The function determines the file type from its extension (e.g., 'csv', 'xls', 'xlsx', 'sav', 'zip'), retrieves the file from the specified source using authenticate_source, and preprocesses it with preprocess_file_type. Supported file types are handled as follows:

CSV: Reads the file with automatic delimiter detection, skips the specified number of rows, and converts all columns to character initially before auto-detecting types. Special characters are removed from text columns.
Excel (XLSX and XLS): Reads the specified sheet (via sheet_no), skips the specified number of rows, and processes columns similarly to CSV files.
SAV (SPSS): Reads the file, attempting default encoding first and falling back to 'latin1' if needed. It removes labels and processes factors for cleaner output.
ZIP: Extracts supported files (CSV, XLS, XLSX, SAV) from the archive into a unique temporary directory, processes them, and combines the data into a single data frame with an additional 'file_name' column. If file_name is specified, only that file is processed.
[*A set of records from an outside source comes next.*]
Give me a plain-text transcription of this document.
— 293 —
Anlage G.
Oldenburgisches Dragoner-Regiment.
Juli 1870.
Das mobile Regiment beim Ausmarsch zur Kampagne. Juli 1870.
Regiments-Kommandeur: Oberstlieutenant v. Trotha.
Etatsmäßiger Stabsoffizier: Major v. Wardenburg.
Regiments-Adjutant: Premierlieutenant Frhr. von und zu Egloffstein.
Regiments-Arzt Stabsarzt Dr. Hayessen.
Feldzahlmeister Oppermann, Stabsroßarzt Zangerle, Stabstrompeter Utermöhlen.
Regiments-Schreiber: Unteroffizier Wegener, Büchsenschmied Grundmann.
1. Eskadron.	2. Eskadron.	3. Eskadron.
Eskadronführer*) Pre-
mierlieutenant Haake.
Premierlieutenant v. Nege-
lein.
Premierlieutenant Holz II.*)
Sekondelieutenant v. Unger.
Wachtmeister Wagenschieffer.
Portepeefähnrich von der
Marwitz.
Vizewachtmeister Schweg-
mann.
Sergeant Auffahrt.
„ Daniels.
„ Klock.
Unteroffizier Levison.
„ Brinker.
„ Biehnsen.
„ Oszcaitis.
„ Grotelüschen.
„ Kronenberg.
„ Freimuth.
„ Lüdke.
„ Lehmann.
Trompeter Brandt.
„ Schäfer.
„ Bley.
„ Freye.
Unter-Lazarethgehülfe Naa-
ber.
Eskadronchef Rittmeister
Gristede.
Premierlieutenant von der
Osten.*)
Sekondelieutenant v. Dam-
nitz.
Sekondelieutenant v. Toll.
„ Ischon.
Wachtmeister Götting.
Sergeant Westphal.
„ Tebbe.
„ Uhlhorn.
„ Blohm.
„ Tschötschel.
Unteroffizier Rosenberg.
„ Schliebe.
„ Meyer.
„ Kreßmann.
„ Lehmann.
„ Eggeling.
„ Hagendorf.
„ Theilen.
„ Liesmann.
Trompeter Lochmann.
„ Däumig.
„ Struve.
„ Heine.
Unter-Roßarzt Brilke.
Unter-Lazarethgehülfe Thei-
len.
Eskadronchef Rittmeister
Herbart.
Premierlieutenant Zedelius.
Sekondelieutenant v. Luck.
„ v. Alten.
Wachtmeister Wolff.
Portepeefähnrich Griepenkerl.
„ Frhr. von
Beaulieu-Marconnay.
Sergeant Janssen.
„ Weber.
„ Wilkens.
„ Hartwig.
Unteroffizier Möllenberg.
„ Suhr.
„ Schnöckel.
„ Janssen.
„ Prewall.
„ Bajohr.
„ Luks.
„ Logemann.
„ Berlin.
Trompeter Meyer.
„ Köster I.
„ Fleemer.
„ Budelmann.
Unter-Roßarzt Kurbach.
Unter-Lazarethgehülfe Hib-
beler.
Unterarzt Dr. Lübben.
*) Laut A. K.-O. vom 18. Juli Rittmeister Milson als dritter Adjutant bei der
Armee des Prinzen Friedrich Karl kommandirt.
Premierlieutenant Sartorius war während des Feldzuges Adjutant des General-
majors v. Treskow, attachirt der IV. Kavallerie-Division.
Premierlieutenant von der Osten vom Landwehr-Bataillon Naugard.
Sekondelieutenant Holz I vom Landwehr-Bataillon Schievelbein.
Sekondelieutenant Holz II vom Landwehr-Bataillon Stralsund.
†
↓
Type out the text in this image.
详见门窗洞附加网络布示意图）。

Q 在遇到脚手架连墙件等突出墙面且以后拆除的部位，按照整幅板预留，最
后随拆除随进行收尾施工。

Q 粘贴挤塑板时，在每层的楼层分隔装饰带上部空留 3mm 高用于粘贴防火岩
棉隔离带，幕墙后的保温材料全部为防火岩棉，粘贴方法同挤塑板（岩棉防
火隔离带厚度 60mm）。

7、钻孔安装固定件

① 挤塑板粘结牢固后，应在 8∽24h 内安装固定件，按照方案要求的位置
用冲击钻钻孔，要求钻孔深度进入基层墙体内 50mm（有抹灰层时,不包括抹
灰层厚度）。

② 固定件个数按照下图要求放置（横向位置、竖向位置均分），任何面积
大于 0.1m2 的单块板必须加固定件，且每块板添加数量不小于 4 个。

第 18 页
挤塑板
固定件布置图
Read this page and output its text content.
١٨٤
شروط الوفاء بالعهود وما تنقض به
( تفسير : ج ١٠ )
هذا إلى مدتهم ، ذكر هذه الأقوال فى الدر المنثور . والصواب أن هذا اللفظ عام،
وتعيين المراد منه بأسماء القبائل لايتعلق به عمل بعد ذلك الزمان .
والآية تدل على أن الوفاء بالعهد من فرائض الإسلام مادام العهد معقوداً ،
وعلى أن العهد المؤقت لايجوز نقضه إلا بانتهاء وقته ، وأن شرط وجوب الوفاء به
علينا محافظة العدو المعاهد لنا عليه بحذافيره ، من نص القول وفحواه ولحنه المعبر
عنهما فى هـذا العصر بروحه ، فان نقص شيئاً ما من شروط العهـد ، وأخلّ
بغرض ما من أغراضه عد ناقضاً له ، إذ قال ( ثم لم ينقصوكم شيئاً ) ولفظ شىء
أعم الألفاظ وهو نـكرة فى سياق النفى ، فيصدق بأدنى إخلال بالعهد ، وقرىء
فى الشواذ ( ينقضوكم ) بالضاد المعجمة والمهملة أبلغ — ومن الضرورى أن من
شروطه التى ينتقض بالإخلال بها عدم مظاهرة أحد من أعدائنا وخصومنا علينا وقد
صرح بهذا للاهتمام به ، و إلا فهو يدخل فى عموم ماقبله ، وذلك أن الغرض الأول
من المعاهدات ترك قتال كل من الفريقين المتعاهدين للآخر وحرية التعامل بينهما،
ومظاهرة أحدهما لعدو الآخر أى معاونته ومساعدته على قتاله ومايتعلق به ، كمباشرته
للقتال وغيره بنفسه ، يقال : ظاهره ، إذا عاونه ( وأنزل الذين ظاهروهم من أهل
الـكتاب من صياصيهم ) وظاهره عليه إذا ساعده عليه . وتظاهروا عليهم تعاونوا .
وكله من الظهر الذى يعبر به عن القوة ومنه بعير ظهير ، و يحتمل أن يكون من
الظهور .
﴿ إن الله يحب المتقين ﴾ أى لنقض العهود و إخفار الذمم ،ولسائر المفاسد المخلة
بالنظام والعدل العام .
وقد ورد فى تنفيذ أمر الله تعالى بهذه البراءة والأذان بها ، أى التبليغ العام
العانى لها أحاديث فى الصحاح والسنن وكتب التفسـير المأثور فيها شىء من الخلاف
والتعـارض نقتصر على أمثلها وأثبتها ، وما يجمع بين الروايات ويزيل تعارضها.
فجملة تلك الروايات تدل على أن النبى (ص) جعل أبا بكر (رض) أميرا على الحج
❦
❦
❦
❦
If the file type is not supported, an error is thrown.

Examples

if (FALSE) { # \dontrun{
  # Retrieve a local CSV file
  data <- get_file("path/to/local/file.csv")

  # Retrieve a local Excel file, reading the second sheet
  data <- get_file("path/to/local/file.xlsx", sheet_no = 2)

  # Retrieve a file from OneDrive
  data <- get_file("file-id", source = "onedrive")

  # Retrieve and preprocess a Google Drive file, skipping the first row
  data <- get_file("file-id", source = "googledrive", row_no = 1)

  # Retrieve a file from the web, skipping the first row
  data <- get_file("https://example.com/data.csv", source = "web")

  # Retrieve and process all supported files from a local ZIP archive
  data <- get_file("path/to/local/archive.zip")

  # Retrieve a file from the web with no extension in the url
  data <- get_file("https://example.com/data", source = "web", file_type = "zip")

  # Retrieve and process a specific file from a ZIP archive
  data <- get_file("path/to/local/archive.zip", file_name = "specific_file.csv")
} # }